A minha abordagem foi pensar na ideia de “o público como sujeito” em vez de “artista”. Há muito que sou fã de teatro colaborativo que interage com o público, fazendo dos seus membros personagens do enredo. Também me interesso bastante pela música e o teatro politicamente comprometidos, pelo que, nesta peça, junto os elementos das duas áreas. Quero saber o que o público pensa sobre a questão do género na sociedade de hoje, brincar com isso, envolver as pessoas e fazer uma peça interactiva a partir desse tema.
Além de serem vários ensembles a interpretar esta peça, o principal foco é a comunicação e a interacção com o público. De que forma o público é envolvido na acção musical?
The Gender Agenda é basicamente um concurso televisivo ou talk show. Por isso vamos convidar pessoas do público para participar nas actividades, questionários ou entrevistas no palco. Podemos ainda ter momentos de voxpop com o público nos seus lugares. Também incluí um coro comunitário de voluntários, que vai desempenhar um papel muito especial para chegar ao público e incentivá-lo a participar.
Como preparam o público?
Antes do concerto realizam-se workshops com o coro comunitário para ensaiar a parte musical. Para além disso vamos fazer ensaios para alguns membros de forma a recrutar voluntários do público para as várias actividades do concurso. Há também um ‘aquecimento’ com o apresentador, uma espécie de preparação do ambiente para um concurso televisivo de estúdio.
De que forma o público pode influenciar a peça [antes e durante a performance]? Qual é o rácio entre os elementos pré-determinados e aqueles que o público pode influenciar?

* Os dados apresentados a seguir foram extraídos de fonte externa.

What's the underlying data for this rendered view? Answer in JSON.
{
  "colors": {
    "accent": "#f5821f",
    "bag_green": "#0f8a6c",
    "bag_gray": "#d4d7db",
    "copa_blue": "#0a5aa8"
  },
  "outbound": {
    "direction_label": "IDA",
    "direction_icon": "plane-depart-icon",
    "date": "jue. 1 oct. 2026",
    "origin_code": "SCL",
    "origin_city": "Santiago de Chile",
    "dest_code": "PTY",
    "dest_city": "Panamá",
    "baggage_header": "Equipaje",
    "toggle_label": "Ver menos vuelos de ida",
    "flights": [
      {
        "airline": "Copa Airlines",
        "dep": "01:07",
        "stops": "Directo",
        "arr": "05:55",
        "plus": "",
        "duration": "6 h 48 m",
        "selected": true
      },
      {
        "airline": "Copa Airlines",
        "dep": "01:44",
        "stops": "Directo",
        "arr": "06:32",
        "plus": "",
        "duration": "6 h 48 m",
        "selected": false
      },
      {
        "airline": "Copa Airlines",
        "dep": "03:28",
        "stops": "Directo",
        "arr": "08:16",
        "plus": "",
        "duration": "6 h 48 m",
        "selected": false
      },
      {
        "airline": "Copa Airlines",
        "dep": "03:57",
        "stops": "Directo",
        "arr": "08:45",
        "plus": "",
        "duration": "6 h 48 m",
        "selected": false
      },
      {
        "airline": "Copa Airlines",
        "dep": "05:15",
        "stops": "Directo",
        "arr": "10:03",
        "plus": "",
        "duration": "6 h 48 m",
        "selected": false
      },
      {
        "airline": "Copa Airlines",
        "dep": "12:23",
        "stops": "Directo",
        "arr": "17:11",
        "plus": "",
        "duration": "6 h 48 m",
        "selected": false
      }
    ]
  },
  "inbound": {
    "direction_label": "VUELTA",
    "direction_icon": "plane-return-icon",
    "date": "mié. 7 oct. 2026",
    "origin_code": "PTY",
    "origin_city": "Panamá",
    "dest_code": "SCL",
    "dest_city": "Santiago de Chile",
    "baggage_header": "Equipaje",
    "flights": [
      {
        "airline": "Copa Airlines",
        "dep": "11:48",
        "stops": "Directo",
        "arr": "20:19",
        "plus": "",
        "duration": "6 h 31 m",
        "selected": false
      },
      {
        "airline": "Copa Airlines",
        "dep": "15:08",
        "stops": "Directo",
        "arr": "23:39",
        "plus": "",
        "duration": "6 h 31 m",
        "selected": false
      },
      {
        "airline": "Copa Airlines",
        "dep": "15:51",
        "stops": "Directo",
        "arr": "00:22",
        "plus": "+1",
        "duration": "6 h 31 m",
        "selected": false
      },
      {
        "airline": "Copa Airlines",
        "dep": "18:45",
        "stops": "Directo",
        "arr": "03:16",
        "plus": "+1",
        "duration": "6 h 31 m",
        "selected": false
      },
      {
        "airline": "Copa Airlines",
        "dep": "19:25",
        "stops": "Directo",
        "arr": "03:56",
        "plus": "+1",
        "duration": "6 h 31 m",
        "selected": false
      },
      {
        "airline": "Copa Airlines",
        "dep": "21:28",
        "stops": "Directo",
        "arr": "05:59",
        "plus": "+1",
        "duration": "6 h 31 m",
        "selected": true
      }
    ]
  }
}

Isso funciona também como num concurso televisivo, ou seja, a ‘grelha’ da peça/concurso já está pré-determinada mas o conteúdo – o que é discutido, as opiniões que emergem, etc. – vem maioritariamente do público. O material musical é relativamente fixo, durante o concurso, mas utilizamos vídeos em tempo real que mostram o público que está na sala – de novo, como num concurso televisivo.
Como lidas com o desconhecido – a imprevisibilidade do público – na composição?

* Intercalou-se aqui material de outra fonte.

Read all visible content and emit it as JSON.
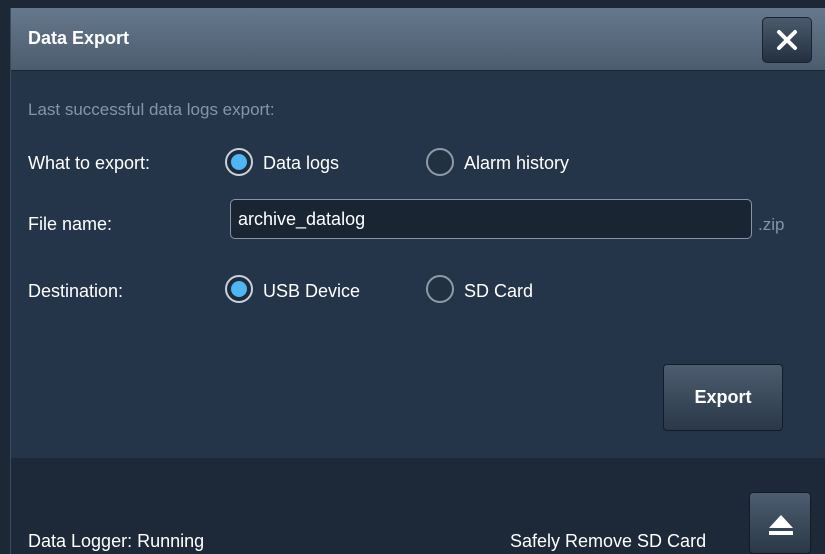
{
  "dialog": {
    "title": "Data Export",
    "close_icon": "close-icon"
  },
  "form": {
    "last_export_label": "Last successful data logs export:",
    "what_label": "What to export:",
    "what_options": [
      {
        "label": "Data logs",
        "selected": true
      },
      {
        "label": "Alarm history",
        "selected": false
      }
    ],
    "file_label": "File name:",
    "file_value": "archive_datalog",
    "file_ext": ".zip",
    "dest_label": "Destination:",
    "dest_options": [
      {
        "label": "USB Device",
        "selected": true
      },
      {
        "label": "SD Card",
        "selected": false
      }
    ],
    "export_label": "Export"
  },
  "footer": {
    "logger_status": "Data Logger:  Running",
    "remove_sd_label": "Safely Remove SD Card",
    "eject_icon": "eject-icon"
  },
  "colors": {
    "accent": "#4fb6f3",
    "background": "#243447",
    "titlebar": "#56687b"
  }
}
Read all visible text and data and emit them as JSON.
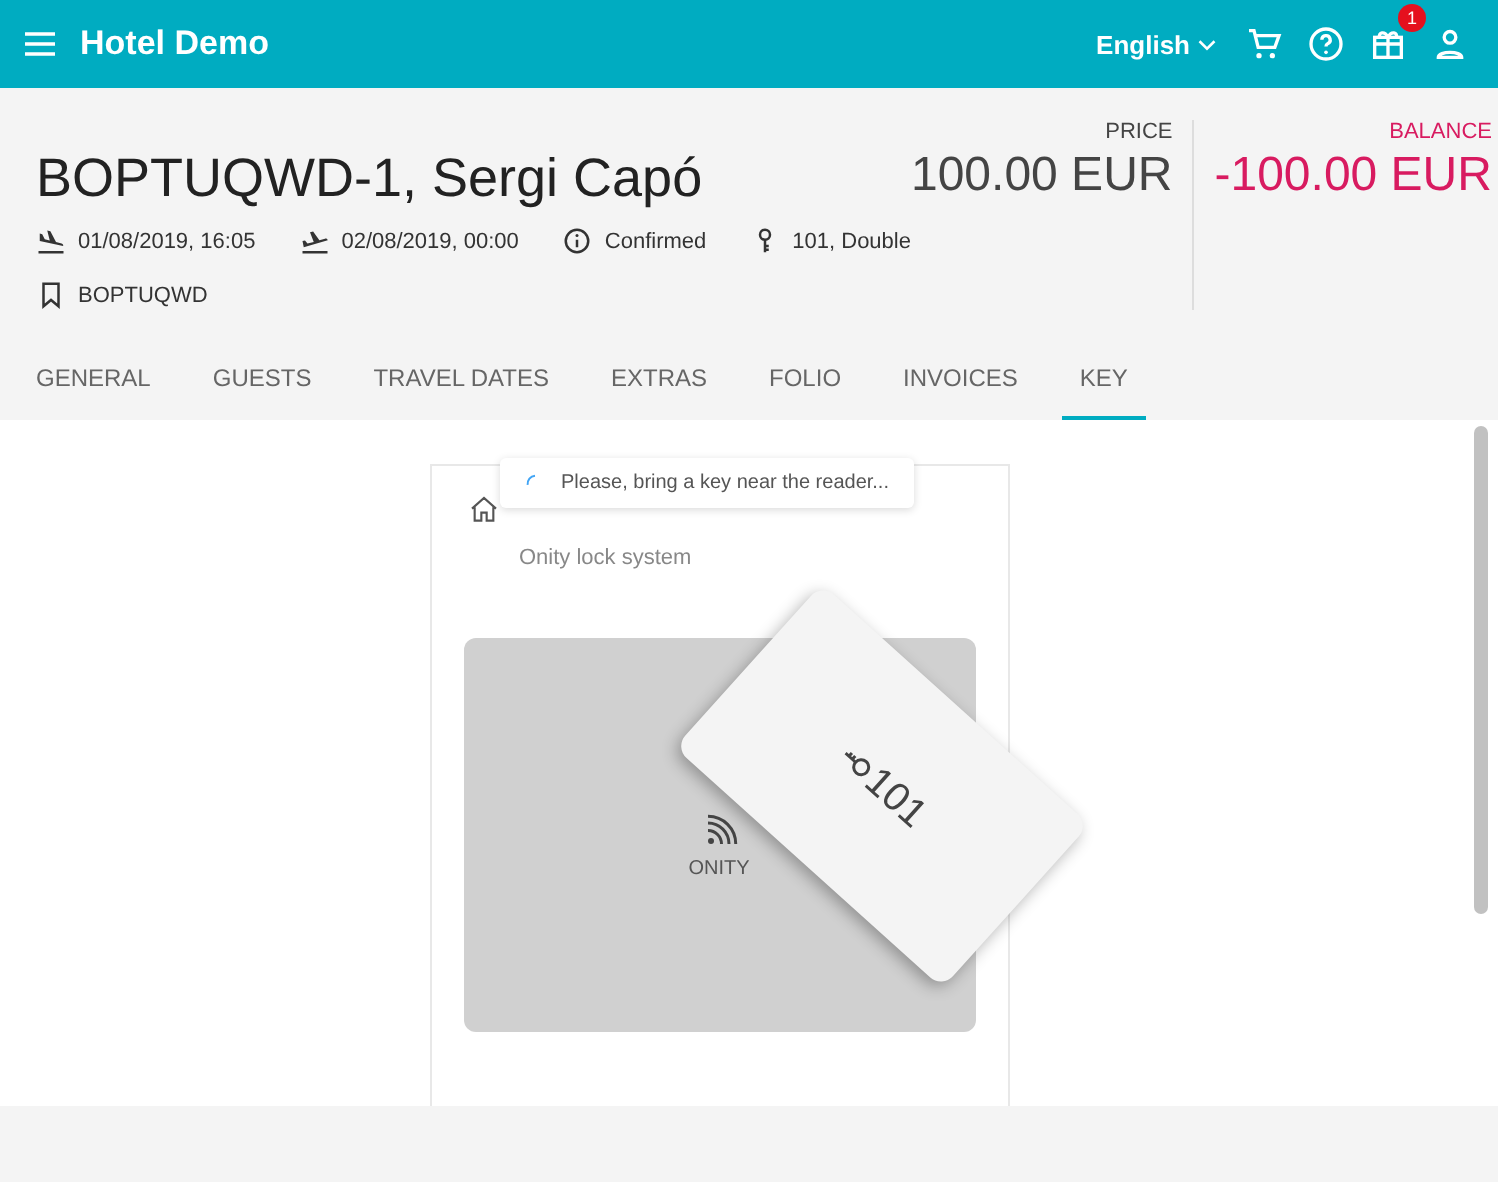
{
  "app_bar": {
    "title": "Hotel Demo",
    "language": "English",
    "notification_count": "1"
  },
  "booking": {
    "title": "BOPTUQWD-1, Sergi Capó",
    "price_label": "PRICE",
    "price": "100.00 EUR",
    "balance_label": "BALANCE",
    "balance": "-100.00 EUR",
    "details": [
      {
        "kind": "arrival",
        "text": "01/08/2019, 16:05"
      },
      {
        "kind": "departure",
        "text": "02/08/2019, 00:00"
      },
      {
        "kind": "status",
        "text": "Confirmed"
      },
      {
        "kind": "room",
        "text": "101, Double"
      }
    ],
    "reference": "BOPTUQWD"
  },
  "tabs": [
    {
      "label": "GENERAL",
      "selected": false
    },
    {
      "label": "GUESTS",
      "selected": false
    },
    {
      "label": "TRAVEL DATES",
      "selected": false
    },
    {
      "label": "EXTRAS",
      "selected": false
    },
    {
      "label": "FOLIO",
      "selected": false
    },
    {
      "label": "INVOICES",
      "selected": false
    },
    {
      "label": "KEY",
      "selected": true
    }
  ],
  "key_panel": {
    "subtitle": "Onity lock system",
    "reader_label": "ONITY",
    "key_card": "101"
  },
  "toast": {
    "message": "Please, bring a key near the reader..."
  }
}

Julgo que o desconhecido é a parte mais estimulante. Nunca sabemos como é que um elemento específico do público vai reagir a uma determinada questão ou tarefa: às vezes a reacção pode não ser assim tão interessante, às vezes pode ser bem-humorada ou surpreendente. A parte interessante é que é algo vivo, desconhecido, e toda a gente que vê sabe isso. E realmente aumenta a tensão e a expectativa no público durante a interpretação da peça, o que é muito interessante de ver.

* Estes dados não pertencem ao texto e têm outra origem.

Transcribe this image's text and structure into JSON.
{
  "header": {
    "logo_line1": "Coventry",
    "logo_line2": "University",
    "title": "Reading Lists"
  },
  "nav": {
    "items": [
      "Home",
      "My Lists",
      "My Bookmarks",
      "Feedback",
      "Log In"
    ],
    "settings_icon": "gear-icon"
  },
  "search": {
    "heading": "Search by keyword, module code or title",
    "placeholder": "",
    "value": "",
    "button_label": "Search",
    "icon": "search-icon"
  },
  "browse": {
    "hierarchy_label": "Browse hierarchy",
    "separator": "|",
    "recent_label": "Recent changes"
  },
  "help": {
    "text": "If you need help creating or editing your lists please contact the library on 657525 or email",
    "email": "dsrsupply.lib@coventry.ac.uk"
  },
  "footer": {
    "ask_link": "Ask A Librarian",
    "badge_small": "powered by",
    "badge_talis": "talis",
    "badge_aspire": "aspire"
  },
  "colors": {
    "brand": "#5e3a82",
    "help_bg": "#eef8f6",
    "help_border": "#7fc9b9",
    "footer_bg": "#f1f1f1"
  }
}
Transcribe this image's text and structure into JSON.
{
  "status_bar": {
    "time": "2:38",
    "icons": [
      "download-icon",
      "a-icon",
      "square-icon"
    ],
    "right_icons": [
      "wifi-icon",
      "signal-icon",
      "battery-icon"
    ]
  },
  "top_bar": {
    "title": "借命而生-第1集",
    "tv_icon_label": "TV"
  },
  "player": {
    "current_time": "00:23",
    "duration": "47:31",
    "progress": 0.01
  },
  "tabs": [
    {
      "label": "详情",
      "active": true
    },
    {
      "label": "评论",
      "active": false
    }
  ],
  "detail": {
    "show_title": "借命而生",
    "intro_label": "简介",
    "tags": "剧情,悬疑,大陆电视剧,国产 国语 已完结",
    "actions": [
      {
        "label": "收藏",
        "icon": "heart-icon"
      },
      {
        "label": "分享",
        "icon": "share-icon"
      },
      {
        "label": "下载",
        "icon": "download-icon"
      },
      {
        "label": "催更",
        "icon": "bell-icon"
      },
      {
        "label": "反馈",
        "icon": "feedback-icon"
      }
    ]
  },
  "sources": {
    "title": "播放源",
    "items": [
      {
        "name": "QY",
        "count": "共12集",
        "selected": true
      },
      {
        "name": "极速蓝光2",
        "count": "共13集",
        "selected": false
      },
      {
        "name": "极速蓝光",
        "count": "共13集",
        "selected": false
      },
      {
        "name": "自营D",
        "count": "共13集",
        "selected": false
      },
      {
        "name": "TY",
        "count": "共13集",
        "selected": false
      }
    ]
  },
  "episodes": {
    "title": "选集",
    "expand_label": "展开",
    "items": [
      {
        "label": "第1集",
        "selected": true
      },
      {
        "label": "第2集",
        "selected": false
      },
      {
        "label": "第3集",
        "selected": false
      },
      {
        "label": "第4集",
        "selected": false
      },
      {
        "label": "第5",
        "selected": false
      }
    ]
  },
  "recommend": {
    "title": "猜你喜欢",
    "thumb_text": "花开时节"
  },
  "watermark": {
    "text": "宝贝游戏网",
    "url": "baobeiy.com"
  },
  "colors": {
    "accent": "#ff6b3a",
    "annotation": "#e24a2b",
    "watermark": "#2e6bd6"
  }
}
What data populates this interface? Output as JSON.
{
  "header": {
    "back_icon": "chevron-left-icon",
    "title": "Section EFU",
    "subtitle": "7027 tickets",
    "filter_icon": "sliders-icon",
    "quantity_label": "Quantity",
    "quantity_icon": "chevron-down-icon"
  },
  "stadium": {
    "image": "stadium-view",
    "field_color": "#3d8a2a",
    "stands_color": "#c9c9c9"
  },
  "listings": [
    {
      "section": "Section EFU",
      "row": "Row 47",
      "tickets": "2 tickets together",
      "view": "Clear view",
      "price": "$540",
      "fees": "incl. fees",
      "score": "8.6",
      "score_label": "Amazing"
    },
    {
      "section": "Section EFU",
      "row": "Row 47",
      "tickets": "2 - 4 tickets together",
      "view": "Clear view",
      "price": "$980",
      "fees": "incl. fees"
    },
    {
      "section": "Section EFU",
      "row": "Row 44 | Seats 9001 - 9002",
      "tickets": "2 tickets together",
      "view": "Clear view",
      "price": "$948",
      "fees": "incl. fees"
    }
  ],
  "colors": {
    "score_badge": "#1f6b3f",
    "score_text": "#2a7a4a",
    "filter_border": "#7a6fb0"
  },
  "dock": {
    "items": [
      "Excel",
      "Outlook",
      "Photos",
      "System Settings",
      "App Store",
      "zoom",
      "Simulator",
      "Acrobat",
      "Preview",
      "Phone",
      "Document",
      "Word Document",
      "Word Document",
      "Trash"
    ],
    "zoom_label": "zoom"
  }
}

Esta peça é apresentada sucessivamente em quatro cidades europeias. Imaginas que a diversidade de contextos culturais e relações com a música leve os públicos a agir e reagir de formas diferentes?
Sim, espero que sim, até certo ponto. Julgo que depende das questões ou tarefas que colocamos ao público. Depende também do apresentador de cada actuação, já que o seu estilo vai definir o tom da apresentação.
As expectativas para estes concertos diferem das que terias para um concerto tradicional?
Não, as minhas expectativas são similares àquelas que teria numa obra convencional. Sempre procurei que o meu trabalho fosse envolvente, emocionante e cheio de suspense – sejam obras interactivas ou não. De alguma forma, qualquer música deveria envolver o público, senão como comunica? O meu objectivo é que o público se sinta sempre envolvido no enredo da peça.